The flip-side of the growth equation is the tendency for lawyers to strike out on their own, believing that they can fare better as smaller units.
The trend has a long history in Sweden. Defectors from Lagerlof, for example, have started up a number of firms in recent years: Gernandt & Danielsson, Danowsky & Partners, Wahlin AdvokatbyrA, and the latest arrival, Hammarskiold & Partners.
That new firms can make a go of it is clear given the success of some firms such as Gernandt & Danielsson, which has established a good reputation in banking and finance work. Hokerberg & Soderqvist's Ferguson thinks a firm can succeed if it carves out the right niche.
Whether such practices can survive in a market increasingly dominated by larger firms remains to be seen. But their emergence provides a warning for firms as they pursue growth strategies which often go hand-in-hand with a greater focus on international issues.
The lawyers who recently left Lagerlof identified the firm's membership of the Alliance of European Lawyers as a factor in their departure.
'We wanted to be free and independent of alliances,' says Jacob Melander, one of the departing lawyers. Talks between UK firm Linklaters and the Alliance are believed to have been a key factor in their decision to leave.

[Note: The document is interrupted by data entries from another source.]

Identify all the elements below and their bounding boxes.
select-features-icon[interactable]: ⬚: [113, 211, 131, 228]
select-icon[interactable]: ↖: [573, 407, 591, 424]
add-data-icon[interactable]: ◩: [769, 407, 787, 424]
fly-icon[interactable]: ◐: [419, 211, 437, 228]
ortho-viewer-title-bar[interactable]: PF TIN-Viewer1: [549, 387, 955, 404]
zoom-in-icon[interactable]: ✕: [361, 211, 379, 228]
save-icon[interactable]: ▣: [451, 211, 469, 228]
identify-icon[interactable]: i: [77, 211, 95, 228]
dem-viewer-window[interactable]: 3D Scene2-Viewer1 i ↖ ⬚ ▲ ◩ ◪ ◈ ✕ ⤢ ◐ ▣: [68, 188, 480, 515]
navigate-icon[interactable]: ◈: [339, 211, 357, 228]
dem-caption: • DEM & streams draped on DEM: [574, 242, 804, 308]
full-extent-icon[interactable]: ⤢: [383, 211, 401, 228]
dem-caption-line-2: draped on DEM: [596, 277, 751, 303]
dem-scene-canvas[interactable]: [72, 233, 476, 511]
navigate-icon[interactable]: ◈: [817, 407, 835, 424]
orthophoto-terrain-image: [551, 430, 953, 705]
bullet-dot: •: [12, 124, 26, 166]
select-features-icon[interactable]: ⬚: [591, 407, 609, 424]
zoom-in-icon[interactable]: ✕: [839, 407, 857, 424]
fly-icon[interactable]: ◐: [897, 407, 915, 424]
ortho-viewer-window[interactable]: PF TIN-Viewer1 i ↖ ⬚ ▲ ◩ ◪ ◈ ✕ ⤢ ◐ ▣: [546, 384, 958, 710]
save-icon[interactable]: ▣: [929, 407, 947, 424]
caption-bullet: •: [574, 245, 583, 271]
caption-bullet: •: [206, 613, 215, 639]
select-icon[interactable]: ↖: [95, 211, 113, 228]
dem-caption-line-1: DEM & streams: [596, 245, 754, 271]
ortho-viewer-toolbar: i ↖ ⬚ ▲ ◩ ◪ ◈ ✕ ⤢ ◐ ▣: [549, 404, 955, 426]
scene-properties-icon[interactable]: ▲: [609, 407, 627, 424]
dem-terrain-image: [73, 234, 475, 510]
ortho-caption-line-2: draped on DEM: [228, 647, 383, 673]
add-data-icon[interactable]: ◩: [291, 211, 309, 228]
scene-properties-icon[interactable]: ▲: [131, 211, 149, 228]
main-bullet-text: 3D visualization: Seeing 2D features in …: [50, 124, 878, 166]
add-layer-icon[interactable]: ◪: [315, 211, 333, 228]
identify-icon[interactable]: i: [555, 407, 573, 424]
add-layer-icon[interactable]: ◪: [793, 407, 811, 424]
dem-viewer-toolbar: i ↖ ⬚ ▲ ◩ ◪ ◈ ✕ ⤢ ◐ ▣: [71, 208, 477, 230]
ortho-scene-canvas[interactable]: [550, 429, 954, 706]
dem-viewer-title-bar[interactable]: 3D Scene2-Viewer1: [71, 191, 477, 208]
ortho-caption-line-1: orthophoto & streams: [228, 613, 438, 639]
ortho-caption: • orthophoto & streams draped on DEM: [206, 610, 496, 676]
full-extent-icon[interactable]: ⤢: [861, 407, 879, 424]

Lagerlof managing partner Ingvar Zander, however, attributes the departures to a September reorganisation which saw changes in the firm's profit-sharing arrangements and the creation of new practice groups. The restructuring was made to put the firm in line with other Alliance members.
Whatever the case, the defections highlight the risks involved in reshaping accepted partnership structures as well as a traditional suspicion of link-ups with foreign firms.
For the moment, Lagerlof is the only major Swedish practice to have linked formally with continental firms, although Vinge is part of a Scandinavian alliance and the smaller Stockholm firm, Tisell & Co, is part of UK firm Cameron McKenna's European network.
Most firms still have little appetite for formal links and the impact they may have on referrals. But this could change and firms are looking carefully at developments in the international market. Bagner says that Vinge is 'viewing with keen interest the international and European scene and how it will affect us'. A 'breakthrough' development, he adds, would be if Linklaters joins the Alliance of European Lawyers.
Ferguson believes that one of the big international financial law firms, such as Clifford Chance, will eventually establish in Stockholm. He notes that the moves to create a Scandinavian financial market centred in the Swedish capital, underlined by recent merger talks between the Stockholm and Copenhagen Stock Exchanges, would be an incentive for a foreign firm to set up.
The movement of the large accountancy firms is also viewed with mounting concern. When five lawyers defected from Lagerlof last year to set up KPMG's affiliated law firm in Sweden, the Swedish legal community was whipped up into an uncharacteristic frenzy. First, the Swedish Bar Association forced the lawyers to change the firm's name KPMG Wahlin to remove any reference to KPMG. And when pressure grew on the professional body to take sterner action in December last year, the renamed Wahlin AdvokatbyrA was given an ultimatum to scrap its agreements with the accountancy giant or face sanctions. The lawyers capitulated and withdrew from the agreement.
Less formal links still exist between Wahlin and KPMG, and partner Tryggve Wahlin has indicated that he intends engaging the Bar in 'constructive dialogue' to extend the relationship.
Wahlin is the second Swedish practice to attempt a link with an accountancy firm Danowsky & Partners was the first with Arthur Andersen and most lawyers believe that other links will happen in time.
With accountants stepping up plans to move into Swedish legal services and with foreign law firms assessing the market, the next few years are likely to be very eventful indeed.